Jeb Bush Has Some Thoughts On Trump's Cinco De Mayo Tweet

He also thinks the Republican Party may no longer be relevant.
These two guys probably still don't like each other.
These two guys probably still don't like each other.
Morry Gash/ASSOCIATED PRESS

Former Florida Gov. Jeb Bush hasn't been coy about the scars he bears from the Republican primary. He won't be voting for his bete noire, Donald Trump, in the general election (although he's not casting a ballot for Hillary Clinton either -- protests have ideological bounds, after all).

But in one of his first interviews since leaving the race, the extent to which Bush sees the Republican Party as teetering toward irrelevance, and Trump as hastening that process, is made clearer. And it punctuates the sense of despair that is increasingly visible within certain panicky quarters of the GOP.

It's "uncertain," Bush told the Dutch newspaper NRC Handelsblad, whether the Republican Party will survive as an institution. Bush spoke to the agency this past weekend ahead of a trip he is making to Amsterdam to deliver a lecture on democracy to the Nexus Institute on May 21. "Parties no longer stand for anything, but become a vehicle for the ambitions of their leaders," he said. "Politics becomes a personality show."

Like a batter tipping his hat to a pitcher who struck him out, Bush seems to reluctantly respect Trump's ability to excel at that personality show. But there is also resentment for the media's willingness to allow itself to be manipulated. "Trump played by a different set of rules than anyone else," Bush says at one point. "The press basically became his partner."

Bush's frustration is not just with the press corps. As bruising as the primary was for him personally, he also saw it as doing lasting damage to the party -- forcing it further away from the prescriptions it needs for long-term success. That so few other Republicans seemed to see this was genuinely befuddling for Bush as well.
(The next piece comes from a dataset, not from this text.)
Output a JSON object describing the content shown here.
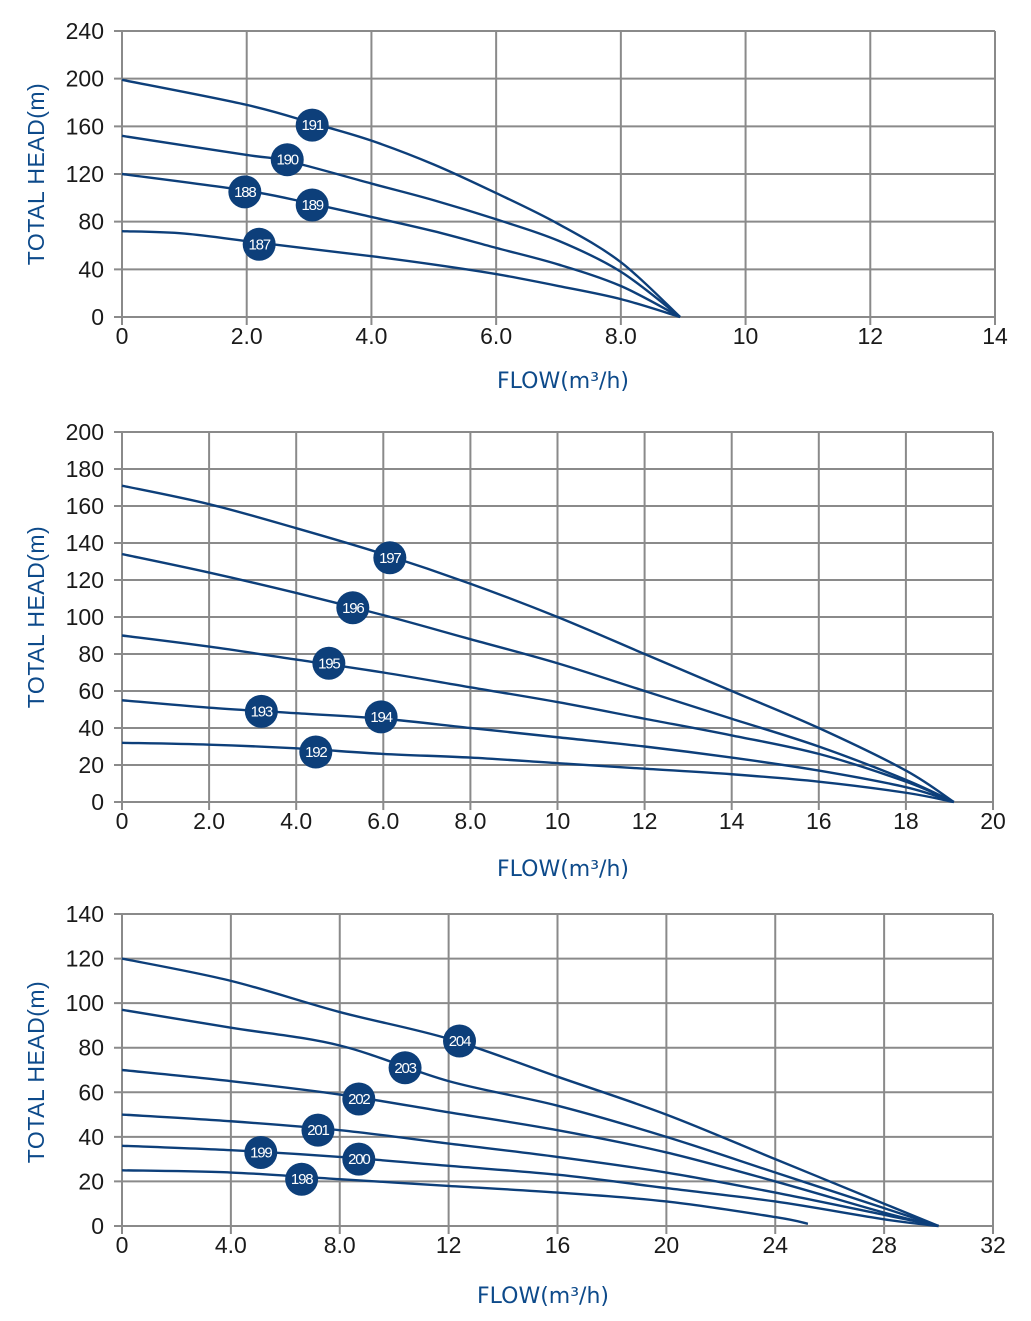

He brought up Trump's Cinco de Mayo tweet from earlier this month, where the business mogul sat behind his desk, praised the quality of the taco bowls at Trump Tower and declared his "love" of "Hispanics."

"What Trump did was so insensitive," Bush told NRC. "First, not all Hispanics are Mexican. Secondly, not all Hispanics eat tacos. Thirdly, showing your sensitivity by eating an American dish is the most insensitive thing you can do. Fourthly, to say this, next to all things he already said, is a further insult. It’s like eating a watermelon and saying ‘I love African-Americans.’"

"This guy," Bush added. "If we lose in November, we Republicans have ourselves to blame."

An English-language transcript of the interview was provided to The Huffington Post by NRC. Requests for comment from Bush and an aide weren't returned.

Editor's note: Donald Trump regularly incites political violence and is a serial liar, rampant xenophobe, racist, misogynist and birther who has repeatedly pledged to ban all Muslims -- 1.6 billion members of an entire religion -- from entering the U.S.